Current work by Gordon Hunter and Mark Huckvale is looking at the statistical properties of words in dialogue turns. The hope is both to develop superior language models specifically for dialogue and also to find relationships between statistical models and conversational analysis.
Staff
Research work in speech recognition is led by Mark Huckvale with the assistance of postgraduate research students. Mark is an engineer by training who has worked in speech synthesis and recognition for over 15 years. He is also the author of the Speech Filing System tools which incorporate some speech recognition functionality.
Research projects
A recent research project on recognition:
1998-2001 Enhanced Language Modelling
Mark Huckvale, Alex Chengyu Fang
Funded by EPSRC.
Publications
Recent published papers in the area (in reverse order):
- Huckvale, M., Hunter, G., "Learning on the job: the application of machine learning within the speech decoder", IOA Workshop on Innovation in Speech Processing, Stratford-on-Avon, May 2001. Download PDF.

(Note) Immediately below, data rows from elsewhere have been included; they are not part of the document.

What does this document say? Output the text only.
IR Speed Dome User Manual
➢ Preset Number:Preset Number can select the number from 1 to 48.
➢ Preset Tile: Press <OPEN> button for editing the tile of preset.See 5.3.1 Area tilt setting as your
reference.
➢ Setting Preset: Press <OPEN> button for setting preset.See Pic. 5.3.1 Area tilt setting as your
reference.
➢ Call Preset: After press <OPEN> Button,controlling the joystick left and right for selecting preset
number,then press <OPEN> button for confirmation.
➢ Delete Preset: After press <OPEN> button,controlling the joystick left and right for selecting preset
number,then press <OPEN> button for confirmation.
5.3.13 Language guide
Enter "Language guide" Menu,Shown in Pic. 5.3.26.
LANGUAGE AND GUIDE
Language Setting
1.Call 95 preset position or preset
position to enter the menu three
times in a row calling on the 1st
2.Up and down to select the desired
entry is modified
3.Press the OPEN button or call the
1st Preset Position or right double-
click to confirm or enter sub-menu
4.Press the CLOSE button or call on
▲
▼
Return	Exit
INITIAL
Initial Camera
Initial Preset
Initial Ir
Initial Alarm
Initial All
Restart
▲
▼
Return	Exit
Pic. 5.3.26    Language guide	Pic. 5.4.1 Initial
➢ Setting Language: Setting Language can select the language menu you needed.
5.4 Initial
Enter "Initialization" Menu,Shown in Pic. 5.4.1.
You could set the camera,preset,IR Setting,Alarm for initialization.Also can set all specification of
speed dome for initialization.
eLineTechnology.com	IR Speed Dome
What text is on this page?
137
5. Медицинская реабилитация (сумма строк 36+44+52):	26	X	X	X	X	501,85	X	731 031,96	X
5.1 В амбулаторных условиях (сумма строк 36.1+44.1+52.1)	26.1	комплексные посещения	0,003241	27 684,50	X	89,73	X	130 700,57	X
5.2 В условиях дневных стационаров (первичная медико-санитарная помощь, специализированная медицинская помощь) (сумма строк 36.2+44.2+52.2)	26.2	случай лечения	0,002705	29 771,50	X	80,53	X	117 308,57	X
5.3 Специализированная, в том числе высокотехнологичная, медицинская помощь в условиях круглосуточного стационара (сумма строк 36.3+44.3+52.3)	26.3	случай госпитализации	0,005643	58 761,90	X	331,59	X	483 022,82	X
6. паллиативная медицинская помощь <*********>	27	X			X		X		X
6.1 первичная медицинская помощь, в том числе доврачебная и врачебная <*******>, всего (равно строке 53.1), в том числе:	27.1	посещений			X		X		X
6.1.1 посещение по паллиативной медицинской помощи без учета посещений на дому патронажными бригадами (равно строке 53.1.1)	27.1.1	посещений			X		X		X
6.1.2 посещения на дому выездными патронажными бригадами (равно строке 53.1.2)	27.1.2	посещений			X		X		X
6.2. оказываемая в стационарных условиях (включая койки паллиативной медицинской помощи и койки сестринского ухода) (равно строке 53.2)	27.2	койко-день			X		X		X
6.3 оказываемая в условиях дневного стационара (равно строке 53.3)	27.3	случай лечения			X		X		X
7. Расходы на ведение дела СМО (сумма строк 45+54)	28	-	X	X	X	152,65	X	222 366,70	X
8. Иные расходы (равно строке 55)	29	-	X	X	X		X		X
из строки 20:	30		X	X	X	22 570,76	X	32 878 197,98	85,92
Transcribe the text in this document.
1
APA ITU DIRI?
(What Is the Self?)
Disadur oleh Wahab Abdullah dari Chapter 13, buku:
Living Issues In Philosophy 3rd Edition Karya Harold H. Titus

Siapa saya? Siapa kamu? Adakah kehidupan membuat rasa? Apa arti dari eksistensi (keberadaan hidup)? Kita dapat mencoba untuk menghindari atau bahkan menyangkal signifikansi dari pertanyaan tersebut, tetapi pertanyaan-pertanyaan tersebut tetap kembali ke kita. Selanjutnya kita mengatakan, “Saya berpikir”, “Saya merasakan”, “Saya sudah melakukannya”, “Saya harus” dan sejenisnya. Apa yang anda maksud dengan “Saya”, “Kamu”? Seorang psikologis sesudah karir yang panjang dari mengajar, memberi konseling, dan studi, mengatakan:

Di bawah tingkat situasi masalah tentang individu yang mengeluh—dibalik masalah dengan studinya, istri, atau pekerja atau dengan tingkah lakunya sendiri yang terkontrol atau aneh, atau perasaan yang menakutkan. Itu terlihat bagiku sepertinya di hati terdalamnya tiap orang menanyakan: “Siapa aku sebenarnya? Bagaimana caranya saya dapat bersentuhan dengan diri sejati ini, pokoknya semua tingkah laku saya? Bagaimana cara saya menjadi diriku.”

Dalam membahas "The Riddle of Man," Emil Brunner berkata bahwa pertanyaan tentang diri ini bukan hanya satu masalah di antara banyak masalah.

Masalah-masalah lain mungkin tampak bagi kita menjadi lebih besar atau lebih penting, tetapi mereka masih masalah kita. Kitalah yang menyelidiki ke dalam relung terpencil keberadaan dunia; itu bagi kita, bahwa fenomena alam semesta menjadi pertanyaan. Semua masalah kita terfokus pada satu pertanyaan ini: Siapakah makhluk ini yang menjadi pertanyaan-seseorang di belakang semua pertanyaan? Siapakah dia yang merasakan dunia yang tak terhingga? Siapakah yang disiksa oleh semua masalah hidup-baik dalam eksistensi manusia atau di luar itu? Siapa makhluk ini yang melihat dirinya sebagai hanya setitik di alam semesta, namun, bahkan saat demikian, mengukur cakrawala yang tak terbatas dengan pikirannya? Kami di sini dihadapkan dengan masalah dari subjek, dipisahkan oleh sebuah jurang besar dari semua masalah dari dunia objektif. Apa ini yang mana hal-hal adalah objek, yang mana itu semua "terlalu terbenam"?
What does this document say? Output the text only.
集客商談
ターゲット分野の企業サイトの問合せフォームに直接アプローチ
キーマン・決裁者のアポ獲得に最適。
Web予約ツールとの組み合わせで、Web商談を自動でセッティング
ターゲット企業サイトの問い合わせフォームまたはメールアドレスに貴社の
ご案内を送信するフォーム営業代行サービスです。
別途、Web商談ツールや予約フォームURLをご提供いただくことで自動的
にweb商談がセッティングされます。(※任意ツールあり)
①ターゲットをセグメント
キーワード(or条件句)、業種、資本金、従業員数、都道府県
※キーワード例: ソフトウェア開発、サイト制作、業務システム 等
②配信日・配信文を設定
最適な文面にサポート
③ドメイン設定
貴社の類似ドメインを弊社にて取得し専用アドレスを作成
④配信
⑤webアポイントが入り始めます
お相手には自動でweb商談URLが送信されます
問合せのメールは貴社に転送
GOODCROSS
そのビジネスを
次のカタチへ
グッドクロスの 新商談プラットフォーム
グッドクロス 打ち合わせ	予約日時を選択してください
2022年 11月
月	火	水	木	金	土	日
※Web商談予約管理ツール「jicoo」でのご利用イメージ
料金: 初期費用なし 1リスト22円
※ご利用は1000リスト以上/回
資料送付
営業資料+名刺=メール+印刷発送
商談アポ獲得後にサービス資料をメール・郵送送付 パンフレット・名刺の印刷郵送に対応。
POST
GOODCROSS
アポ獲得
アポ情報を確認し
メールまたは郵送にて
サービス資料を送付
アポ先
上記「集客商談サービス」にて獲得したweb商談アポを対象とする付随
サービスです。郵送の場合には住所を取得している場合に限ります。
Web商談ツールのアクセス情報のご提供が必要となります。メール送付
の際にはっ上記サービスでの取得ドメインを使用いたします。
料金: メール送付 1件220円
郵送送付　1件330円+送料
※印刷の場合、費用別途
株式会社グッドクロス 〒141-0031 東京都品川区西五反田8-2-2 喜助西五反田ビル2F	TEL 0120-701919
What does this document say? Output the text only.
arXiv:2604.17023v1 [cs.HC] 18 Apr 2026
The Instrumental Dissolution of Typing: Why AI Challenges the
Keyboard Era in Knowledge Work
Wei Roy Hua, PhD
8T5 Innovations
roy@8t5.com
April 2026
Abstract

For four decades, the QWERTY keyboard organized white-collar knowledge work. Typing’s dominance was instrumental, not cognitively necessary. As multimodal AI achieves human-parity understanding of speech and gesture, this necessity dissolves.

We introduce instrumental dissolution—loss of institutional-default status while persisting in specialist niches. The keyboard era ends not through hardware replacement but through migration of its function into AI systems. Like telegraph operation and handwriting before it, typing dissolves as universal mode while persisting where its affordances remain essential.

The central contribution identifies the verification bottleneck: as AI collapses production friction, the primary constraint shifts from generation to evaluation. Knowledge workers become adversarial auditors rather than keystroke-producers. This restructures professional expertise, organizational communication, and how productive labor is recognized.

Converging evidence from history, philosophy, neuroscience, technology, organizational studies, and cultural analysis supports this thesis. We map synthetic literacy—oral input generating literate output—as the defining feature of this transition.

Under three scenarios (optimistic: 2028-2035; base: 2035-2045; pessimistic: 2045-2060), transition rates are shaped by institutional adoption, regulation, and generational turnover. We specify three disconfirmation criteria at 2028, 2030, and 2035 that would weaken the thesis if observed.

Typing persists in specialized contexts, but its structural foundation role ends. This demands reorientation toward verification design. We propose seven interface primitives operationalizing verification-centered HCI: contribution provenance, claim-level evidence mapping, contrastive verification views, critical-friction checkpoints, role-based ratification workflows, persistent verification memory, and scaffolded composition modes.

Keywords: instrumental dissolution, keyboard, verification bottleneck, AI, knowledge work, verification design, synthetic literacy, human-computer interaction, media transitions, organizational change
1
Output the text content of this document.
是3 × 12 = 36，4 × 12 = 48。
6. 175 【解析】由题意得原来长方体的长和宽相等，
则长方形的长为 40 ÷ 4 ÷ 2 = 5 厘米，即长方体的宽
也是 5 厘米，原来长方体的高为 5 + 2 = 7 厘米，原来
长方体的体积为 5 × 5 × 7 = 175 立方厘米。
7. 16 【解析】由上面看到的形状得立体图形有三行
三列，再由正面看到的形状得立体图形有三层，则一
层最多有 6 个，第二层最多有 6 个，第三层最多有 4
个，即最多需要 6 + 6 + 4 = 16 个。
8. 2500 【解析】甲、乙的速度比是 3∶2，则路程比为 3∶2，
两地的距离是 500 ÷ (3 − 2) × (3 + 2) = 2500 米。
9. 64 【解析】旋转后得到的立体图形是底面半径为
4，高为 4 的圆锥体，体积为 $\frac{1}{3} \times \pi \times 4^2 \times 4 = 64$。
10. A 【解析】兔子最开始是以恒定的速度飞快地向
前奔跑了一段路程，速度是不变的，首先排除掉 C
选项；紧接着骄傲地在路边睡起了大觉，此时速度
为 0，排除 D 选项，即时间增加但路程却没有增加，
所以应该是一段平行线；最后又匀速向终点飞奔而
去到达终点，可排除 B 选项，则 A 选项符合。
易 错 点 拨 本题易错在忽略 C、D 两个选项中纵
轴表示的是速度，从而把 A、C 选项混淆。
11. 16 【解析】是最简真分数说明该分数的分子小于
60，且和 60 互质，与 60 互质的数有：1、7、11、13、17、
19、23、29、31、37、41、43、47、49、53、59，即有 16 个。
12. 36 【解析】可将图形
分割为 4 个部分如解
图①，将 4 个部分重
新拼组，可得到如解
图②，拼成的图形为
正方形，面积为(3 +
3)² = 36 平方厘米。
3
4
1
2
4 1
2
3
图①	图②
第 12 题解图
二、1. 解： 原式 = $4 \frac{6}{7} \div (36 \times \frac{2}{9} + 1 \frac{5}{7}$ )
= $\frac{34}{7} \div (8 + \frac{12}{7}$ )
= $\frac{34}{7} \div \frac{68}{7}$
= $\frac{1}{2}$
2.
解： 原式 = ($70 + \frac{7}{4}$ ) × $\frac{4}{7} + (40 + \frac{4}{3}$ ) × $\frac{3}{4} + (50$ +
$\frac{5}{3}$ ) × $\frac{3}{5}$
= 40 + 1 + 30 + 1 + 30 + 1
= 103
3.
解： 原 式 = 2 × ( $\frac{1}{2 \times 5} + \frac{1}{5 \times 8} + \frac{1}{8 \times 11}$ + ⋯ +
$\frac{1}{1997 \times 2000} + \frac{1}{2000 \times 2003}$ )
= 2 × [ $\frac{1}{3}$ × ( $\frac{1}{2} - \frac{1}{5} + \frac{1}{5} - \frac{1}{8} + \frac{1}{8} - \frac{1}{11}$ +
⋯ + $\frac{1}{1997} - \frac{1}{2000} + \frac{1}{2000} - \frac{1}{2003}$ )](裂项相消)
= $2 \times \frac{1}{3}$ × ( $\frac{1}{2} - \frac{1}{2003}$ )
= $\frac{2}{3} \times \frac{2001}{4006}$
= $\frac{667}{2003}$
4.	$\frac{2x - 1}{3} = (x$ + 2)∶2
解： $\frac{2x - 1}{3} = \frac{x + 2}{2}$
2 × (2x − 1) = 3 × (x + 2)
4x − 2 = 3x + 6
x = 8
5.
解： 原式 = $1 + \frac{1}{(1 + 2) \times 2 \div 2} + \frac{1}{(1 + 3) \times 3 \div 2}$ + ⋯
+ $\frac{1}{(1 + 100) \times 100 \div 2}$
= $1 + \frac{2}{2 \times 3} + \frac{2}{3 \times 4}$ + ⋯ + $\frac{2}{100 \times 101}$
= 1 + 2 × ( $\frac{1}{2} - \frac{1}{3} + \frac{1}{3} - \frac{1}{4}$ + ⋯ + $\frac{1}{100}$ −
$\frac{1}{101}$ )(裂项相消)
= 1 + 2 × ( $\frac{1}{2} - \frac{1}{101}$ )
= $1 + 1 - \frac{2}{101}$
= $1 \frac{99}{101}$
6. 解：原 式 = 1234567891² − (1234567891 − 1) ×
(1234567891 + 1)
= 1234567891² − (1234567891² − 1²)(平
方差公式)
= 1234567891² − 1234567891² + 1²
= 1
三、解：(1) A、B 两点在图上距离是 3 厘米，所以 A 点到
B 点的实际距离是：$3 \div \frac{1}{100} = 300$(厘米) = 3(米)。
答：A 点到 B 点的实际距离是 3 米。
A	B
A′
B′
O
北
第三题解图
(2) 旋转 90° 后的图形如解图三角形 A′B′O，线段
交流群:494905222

- Huckvale, M., Fang, A., "Experiments in applying morphological analysis in speech recognition and their cognitive explanation", IOA Workshop on Innovation in Speech Processing, Stratford-on-Avon, May, 2001. Download PDF.
- A.C. Fang and M. Huckvale, "Enhanced Language Modelling with Phonologically Constrained Morphological Analysis", in Proceedings of International Conference on Acoustics and Speech Signal Processing, Istanbul, Turkey, 5-9 June, 2000. Download PDF.
- A.C.Fang and M.Huckvale, "Out-of-Vocabulary Rate Reduction through Dispersion-Based Lexicon Acquisition", in Literary and Linguistic Computing, Vol. 15, No. 3, 2000. pp 251-263.
- M.Huckvale, "Opportunities for Re-convergence of Engineering and Cognitive Science Accounts of Spoken Word Recognition", Proc. IOA Conference Speech and Hearing, Windermere, November 1998. Download PDF.
- M.Huckvale, "10 Things Engineers have Discovered about Speech Recognition", Paper presented at NATO ASI Speech Pattern Processing, Jersey, 1997. Download PDF.
- M.Huckvale, "Learning from the experience of building automatic speech recognition systems", Speech Hearing and Language - Work in Progress, University College London, Dept. Phonetics and Linguistics, 1996. Download PDF.
- M.Huckvale, "Phonetic Characterisation and Lexical Access in Non-segmental Speech Recognition", Proc. Int. Congress Phonetic Science, Stockholm, Sweden, 1995. Download PDF.
- M.Huckvale, "Word Recognition from Tiered Phonological Models", Proc. Institute of Acoustics Conference on Speech and Hearing, Windermere, 1994. Download PDF.
Speech Data
The following data sets are available to research workers in speech recognition at nominal charge:
UCL1000 - 1000 read sentences
These are 1000 read sentences taken from the British National Corpus and read by 5 male and 5 female speakers of southern British English (100 sentences each). Recordings and transcriptions in standard format. Hear a sample.
If you are interested in these please contact Mark Huckvale ().
Software Tools
The following software tools are available to research workers in speech recognition free of charge:
Speech Filing System
Our general purpose speech analysis toolkit. Contains tools for isolated word recognition, hidden-Markov modelling and semi-automatic annotation. Refer to the Speech Filing System Home Page.
British National Corpus pre-processing tool
A tool for pre-processing the BNC texts into a standard format, removing punctuation and performing text normalisation.
Facilities
The Department has very good facilities for conducting research in speech recognition, including:
- an anechoic chamber for recording very high quality speech signals.
- facilities for multi-channel recording, including laryngographic analysis.
- networked Sun SPARC workstations and PCs running in-house (SFS) and commercial signal processing software (ESPS).
- software for HMM and RNN recognition
- software for language modelling
- access to standard speech and language corpora